Authorities became suspicious of Harvey in April 1987, after the death of John Powell, a patient who was comatose for several months, but had since started to recover. During the autopsy, an assistant coroner noticed the faint scent of almonds, the tell tale sign of cyanide. Authorities were unable to find any evidence or motive pointing toward any of Powell's friends or family members, so they soon began to focus on hospital employees, whom had access to Powell's room. The list was short, and upon learning Donald Harvey's hospital nickname, "Angel of Death," given to him because he always seemed to be around when someone died, authorities began to focus their entire investigation on him.
Capture, trial and sentencing
In April 1987, after securing a search warrant for Harvey's apartment, investigators found a mountain of evidence against him: jars of cyanide and arsenic, books on the occult and poisons, and a detailed account of the murder, which he had written in a diary. Following this new discovery of evidence, Harvey was arrested on one count of aggravated murder, and after filing a plea of not guilty by reason of insanity was held under a $200,000 bond. The evidence against Harvey was growing rapidly, and investigators were beginning to look into several other mysterious deaths at the hospital. Harvey realized that it was only a matter of time before they discovered the full extent of his crimes, and decided he should try to make a plea bargain to avoid Ohio's death penalty.

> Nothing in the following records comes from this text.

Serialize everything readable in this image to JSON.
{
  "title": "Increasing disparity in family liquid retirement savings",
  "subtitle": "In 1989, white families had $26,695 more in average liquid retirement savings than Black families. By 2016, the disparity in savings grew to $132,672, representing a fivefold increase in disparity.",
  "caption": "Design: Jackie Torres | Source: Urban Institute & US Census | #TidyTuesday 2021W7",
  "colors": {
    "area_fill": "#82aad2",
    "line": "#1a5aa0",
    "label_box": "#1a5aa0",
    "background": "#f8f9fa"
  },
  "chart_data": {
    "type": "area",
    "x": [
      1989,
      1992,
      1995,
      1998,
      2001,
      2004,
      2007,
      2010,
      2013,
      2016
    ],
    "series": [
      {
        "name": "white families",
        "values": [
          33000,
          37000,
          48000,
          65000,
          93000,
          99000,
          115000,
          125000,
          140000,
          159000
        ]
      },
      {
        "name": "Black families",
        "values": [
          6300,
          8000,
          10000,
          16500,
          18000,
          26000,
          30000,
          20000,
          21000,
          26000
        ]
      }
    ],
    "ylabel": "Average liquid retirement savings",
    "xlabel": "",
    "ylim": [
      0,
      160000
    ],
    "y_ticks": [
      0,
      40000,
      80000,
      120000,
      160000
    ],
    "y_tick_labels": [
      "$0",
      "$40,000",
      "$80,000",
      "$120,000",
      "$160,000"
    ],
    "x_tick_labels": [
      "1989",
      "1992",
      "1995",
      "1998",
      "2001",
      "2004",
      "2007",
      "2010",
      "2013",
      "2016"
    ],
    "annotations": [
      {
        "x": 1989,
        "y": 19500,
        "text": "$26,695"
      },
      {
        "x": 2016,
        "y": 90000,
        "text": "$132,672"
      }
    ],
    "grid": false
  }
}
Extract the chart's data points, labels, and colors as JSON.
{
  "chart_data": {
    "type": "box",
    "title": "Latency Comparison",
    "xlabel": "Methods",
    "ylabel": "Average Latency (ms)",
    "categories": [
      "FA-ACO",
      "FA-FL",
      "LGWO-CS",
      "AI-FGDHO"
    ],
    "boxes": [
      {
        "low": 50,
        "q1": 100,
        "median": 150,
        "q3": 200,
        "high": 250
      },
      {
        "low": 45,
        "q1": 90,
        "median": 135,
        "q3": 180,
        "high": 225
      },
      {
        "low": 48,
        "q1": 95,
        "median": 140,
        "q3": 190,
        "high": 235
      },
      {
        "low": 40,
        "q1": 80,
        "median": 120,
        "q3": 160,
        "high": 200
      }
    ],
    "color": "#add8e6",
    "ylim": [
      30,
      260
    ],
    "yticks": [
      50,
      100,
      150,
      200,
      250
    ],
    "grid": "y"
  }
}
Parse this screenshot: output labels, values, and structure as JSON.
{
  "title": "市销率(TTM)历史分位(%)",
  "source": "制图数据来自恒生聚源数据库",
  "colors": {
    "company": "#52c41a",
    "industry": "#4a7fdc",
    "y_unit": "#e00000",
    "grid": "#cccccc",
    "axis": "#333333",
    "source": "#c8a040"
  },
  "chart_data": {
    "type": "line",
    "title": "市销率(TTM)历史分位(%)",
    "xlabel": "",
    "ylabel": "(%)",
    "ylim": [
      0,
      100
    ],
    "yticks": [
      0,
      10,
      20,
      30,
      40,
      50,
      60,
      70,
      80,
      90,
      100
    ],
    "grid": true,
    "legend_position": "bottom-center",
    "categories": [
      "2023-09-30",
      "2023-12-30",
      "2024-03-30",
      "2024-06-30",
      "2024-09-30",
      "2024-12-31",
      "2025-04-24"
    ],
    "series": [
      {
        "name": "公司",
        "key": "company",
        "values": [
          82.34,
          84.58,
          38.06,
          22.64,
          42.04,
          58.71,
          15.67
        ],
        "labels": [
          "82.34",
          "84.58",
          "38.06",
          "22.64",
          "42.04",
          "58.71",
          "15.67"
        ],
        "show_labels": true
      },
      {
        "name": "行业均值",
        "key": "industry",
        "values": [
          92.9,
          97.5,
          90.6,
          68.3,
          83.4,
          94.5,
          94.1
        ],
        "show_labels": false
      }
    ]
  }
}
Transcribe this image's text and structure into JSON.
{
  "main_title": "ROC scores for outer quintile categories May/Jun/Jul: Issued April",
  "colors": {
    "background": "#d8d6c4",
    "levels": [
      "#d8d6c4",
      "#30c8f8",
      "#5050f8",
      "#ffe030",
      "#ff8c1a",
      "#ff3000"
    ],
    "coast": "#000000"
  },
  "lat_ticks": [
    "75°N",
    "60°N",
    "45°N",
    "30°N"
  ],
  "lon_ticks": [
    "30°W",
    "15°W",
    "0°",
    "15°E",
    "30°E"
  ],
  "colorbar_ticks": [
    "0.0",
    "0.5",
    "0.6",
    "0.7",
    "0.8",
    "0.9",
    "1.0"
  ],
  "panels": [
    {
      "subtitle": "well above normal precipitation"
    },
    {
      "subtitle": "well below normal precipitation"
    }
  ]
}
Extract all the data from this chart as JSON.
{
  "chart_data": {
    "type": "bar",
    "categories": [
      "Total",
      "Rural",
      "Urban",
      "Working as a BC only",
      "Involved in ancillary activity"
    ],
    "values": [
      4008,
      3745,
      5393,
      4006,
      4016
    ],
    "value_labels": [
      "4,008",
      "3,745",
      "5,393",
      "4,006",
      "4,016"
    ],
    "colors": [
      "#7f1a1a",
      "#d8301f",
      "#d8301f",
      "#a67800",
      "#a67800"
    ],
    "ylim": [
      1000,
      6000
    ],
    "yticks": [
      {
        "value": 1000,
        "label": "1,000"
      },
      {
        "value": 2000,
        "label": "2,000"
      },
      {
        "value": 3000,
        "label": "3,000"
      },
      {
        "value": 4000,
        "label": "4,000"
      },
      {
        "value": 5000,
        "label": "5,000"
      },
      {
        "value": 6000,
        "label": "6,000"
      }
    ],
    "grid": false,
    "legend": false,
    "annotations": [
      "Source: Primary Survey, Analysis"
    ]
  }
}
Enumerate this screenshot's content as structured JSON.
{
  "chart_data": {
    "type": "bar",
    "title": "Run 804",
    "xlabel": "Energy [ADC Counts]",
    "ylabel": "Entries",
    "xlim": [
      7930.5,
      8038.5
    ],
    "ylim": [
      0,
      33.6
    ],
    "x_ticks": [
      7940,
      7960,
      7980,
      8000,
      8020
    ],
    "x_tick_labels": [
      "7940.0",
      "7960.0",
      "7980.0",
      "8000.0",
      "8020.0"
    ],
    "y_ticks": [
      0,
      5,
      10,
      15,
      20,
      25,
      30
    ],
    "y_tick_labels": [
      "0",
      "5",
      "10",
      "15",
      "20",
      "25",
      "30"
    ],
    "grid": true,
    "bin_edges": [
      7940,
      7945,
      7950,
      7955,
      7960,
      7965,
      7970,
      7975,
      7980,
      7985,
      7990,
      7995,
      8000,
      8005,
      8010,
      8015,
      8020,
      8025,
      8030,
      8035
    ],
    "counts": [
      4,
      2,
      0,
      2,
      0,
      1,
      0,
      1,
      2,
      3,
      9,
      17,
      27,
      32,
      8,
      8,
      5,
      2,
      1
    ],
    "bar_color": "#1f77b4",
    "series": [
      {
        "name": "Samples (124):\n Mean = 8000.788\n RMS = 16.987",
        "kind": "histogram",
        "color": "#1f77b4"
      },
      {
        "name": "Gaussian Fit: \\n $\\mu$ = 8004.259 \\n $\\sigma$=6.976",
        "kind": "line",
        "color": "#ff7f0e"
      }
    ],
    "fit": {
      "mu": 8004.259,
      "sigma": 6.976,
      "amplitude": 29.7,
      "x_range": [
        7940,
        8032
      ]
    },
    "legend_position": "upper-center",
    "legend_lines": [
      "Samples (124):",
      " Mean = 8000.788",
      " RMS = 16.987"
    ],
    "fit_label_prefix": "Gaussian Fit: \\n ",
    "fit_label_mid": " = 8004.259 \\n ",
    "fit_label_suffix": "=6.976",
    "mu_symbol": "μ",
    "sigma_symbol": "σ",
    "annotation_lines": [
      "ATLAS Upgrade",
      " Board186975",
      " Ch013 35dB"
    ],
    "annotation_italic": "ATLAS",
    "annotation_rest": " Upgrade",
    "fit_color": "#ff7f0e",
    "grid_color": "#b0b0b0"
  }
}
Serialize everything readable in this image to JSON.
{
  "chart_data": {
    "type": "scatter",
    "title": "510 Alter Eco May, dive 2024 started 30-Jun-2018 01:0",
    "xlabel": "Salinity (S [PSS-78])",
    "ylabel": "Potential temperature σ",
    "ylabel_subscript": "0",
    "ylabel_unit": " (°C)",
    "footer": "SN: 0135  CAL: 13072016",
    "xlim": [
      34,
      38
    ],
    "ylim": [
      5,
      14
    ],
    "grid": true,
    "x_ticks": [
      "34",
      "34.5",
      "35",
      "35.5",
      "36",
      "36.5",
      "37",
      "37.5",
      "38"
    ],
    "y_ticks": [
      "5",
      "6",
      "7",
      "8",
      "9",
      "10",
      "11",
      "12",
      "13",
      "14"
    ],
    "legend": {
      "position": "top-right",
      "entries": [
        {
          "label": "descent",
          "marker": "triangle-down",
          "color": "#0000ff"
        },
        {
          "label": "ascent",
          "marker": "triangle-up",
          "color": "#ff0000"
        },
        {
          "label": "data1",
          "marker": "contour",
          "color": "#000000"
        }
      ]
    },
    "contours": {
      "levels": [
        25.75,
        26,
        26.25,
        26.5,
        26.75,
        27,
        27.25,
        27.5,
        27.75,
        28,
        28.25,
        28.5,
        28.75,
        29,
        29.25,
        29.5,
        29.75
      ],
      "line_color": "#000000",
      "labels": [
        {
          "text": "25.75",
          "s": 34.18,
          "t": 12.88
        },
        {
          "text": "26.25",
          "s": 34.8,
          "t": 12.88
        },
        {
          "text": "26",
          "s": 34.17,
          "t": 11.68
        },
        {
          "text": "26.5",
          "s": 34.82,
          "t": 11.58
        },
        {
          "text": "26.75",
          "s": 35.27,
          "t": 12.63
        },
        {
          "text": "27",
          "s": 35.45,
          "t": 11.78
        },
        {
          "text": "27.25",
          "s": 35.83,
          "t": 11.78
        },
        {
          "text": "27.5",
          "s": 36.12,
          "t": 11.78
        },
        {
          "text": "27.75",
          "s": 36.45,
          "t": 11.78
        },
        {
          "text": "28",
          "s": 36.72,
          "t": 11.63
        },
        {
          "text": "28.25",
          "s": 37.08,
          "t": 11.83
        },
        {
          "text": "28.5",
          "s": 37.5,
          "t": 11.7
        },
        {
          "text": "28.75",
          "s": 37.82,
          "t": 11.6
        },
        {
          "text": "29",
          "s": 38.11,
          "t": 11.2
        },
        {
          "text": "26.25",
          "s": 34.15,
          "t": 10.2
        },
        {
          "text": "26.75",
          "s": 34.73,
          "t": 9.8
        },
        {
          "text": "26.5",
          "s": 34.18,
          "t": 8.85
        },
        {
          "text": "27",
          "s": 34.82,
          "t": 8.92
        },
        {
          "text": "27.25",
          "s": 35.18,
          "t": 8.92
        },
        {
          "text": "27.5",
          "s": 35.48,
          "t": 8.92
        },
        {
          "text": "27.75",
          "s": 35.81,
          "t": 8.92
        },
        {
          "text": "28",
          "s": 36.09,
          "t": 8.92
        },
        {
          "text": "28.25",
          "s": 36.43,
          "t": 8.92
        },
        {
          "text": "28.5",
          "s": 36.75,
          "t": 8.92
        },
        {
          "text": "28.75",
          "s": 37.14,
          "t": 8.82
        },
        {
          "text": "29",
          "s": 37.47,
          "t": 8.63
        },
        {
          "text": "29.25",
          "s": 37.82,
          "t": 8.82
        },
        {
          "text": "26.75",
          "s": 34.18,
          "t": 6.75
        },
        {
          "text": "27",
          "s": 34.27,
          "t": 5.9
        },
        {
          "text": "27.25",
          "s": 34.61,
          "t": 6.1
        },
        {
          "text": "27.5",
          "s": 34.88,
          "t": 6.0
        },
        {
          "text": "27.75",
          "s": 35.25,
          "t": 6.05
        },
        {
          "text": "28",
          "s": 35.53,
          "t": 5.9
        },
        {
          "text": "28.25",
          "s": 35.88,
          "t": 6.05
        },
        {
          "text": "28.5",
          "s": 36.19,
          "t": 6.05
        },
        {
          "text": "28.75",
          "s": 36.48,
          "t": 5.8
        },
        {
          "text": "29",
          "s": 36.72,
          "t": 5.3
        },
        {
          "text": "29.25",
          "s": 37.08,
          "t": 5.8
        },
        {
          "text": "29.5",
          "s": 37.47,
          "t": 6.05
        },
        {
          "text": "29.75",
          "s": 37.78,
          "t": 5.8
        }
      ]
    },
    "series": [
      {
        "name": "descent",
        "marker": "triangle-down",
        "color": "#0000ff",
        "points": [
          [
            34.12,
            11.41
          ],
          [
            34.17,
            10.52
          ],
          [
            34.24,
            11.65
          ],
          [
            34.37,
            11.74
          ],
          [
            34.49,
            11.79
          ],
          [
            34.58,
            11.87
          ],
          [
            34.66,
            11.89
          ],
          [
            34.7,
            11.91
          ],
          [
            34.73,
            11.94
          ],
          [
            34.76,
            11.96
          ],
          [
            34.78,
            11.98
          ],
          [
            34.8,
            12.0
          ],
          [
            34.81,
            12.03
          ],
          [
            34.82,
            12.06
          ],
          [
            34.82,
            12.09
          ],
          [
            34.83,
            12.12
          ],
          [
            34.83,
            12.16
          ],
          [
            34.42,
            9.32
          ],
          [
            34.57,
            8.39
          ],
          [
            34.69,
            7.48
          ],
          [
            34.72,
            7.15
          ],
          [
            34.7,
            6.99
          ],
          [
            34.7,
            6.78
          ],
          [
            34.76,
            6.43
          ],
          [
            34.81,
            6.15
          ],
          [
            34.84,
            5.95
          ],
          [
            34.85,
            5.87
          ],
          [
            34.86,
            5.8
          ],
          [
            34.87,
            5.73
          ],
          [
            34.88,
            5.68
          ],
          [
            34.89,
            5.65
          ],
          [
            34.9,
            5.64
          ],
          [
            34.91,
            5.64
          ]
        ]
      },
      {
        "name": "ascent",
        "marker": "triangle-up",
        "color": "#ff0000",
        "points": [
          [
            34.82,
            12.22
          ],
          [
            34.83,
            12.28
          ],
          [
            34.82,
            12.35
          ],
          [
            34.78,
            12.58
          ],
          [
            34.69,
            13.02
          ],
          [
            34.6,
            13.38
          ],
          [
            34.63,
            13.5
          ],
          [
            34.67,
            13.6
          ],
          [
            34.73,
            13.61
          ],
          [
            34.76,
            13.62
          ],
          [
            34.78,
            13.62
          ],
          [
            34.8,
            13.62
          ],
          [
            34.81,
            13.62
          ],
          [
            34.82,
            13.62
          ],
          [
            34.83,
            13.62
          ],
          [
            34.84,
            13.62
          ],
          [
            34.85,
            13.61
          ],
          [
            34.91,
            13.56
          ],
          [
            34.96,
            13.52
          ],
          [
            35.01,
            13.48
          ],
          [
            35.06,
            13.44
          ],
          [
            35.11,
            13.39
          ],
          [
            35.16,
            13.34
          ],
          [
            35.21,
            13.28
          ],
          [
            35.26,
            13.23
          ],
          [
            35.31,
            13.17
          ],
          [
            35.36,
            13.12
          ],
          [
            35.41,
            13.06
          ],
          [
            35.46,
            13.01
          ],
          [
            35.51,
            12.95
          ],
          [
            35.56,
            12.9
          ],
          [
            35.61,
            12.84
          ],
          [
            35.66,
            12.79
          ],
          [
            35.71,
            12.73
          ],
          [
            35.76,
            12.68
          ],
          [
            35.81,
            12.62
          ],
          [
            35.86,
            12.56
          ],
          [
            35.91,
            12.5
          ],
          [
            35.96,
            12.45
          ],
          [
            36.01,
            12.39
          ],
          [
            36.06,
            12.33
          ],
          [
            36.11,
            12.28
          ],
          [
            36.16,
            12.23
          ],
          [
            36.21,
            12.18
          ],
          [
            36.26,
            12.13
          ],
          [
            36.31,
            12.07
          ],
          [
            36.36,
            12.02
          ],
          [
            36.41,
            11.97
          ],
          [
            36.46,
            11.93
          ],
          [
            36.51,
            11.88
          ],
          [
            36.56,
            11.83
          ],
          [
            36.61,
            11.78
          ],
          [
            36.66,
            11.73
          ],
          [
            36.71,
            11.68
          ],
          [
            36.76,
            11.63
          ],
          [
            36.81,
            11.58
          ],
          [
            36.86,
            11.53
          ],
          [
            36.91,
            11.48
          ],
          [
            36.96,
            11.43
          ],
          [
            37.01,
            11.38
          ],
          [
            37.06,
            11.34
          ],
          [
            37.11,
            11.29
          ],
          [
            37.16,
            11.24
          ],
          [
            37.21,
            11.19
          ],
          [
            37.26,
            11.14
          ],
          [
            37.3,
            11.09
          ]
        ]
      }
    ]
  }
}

On August 11, 1987, 35-year-old Harvey sat down with investigators and confessed to committing 33 murders over the past 17 years. As the days went by, that number eventually grew to 70 in all. Investigators were skeptical of the numbers Harvey was giving them, and wanted to have his mental state assessed prior to taking his claims as fact. Following several psychiatric tests by numerous experts, a spokesman for the Cincinnati prosecutor's office explained the dilemma to the Cincinnati Post:
"This man is sane, competent, but is a compulsive killer," he said. "He builds up tension in his body, so he kills people."
Donald Harvey entered the courtroom on August 18, 1987, and pled guilty to 24 counts of aggravated murder, four counts of attempted murder, and one count of felonious assault. Just four days later, a 25th guilty plea earned him a total of four consecutive 20-years-to-life sentences. In addition to his life terms, Harvey was fined $270,000.
Harvey was indicted in Kentucky on September 7, 1987, where he confessed to committing 12 murders while employed at Marymount Hospital. In November, he pleaded guilty and was sentenced to eight life terms plus 20 years. In February 1988, he entered guilty pleas on three additional Cincinnati homicides and three attempted murders, drawing three life sentences plus three terms of seven to 25 years. Two years later, the investigation into the remaining deaths was closed after investigators determined that there was not enough evidence to pursue them.
In a 1991 interview with a reporter from the Columbus Dispatch, Harvey gave a rare glimpse into his mindset:
"Why did you kill?" "Well, people controlled me for 18 years, and then I controlled my own destiny. I controlled other people's lives, whether they lived or died. I had that power to control." "What right did you have to decide that?" "After I didn't get caught for the first 15, I thought it was my right. I appointed myself judge, prosecutor and jury. So I played God."
On July 23, 2001, the Associated Press printed an article listing the worst serial killers in the United States. Donald Harvey was rated number one, followed by John Wayne Gacy, Patrick Kearney, Bruce Davis and Dean Corll.
Donald Harvey's first scheduled parole hearing is set for 2047. He will be 95. His inmate number is A-199449.